Alles klar, das ist doch schon mal ein super Anfang 

Die beiden o. g. Links haben mir übs. sehr weitergeholfen. Zumindest bin ich als Unwissender soweit, dass ich nun verstanden habe, dass ich ohne Pflanzen oder Chemie nicht weiterkomme.

Vielen Dank erstmal für die Tipps!


----------



## ohse (25. März 2012)

*AW: Teich in Terrasse integriert?!*

Hey mitch,

dein "Wasser" / Teich sieht aber großartig aus. 

ja, so schnell kann's wahrscheinlich gehen .. : -)


----------



## Blechteich (28. März 2012)

*AW: Teich in Terrasse integriert?!*

Hallo Ohse,

schade ich hatte Dir auch noch helfen wollen, das wurde aber von einem übereifrigen Mod gelöscht.

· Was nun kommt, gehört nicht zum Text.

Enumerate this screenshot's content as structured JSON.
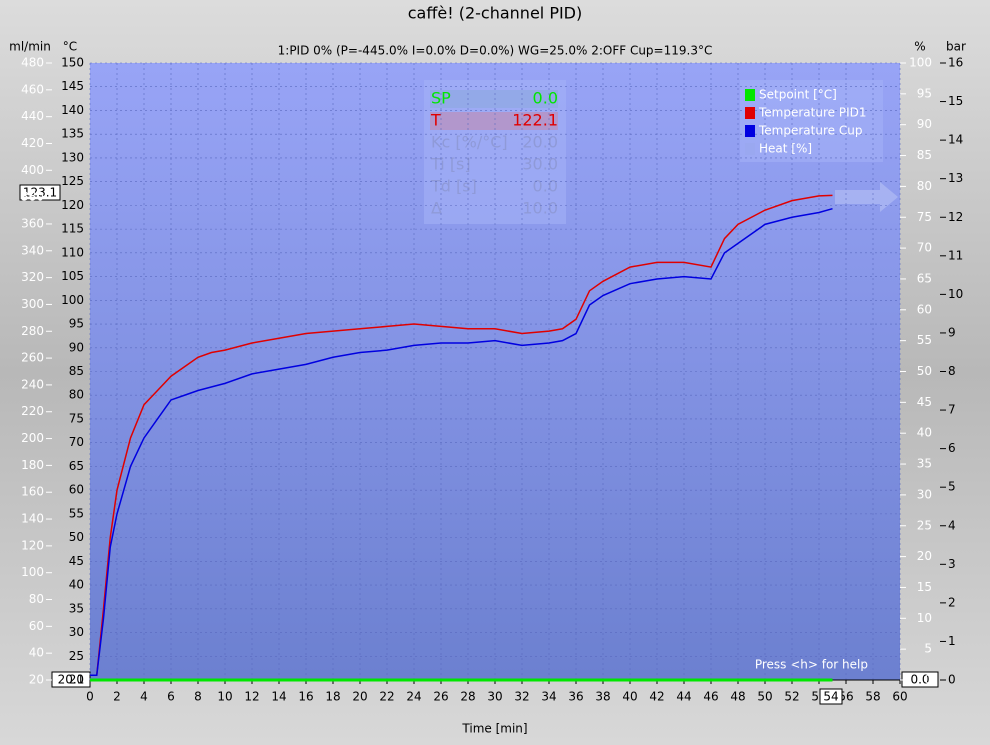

Solltest Du noch Fragen zu Formalen Teichen oder Terassenteichen haben darfst Du mich aber trotzdem gerne über PN kontaktieren.
Du kannst ja mal bei den Vorstellungen nach Blechteich suchen. Ich hab sowas nämlich schon in meine Terrasse integriert.

Greetz
Michael


----------



## Dr.J (28. März 2012)

*AW: Teich in Terrasse integriert?!*

Hier gibt es keine übereifrigen Mods, sondern nur aufmerksame Mods....


----------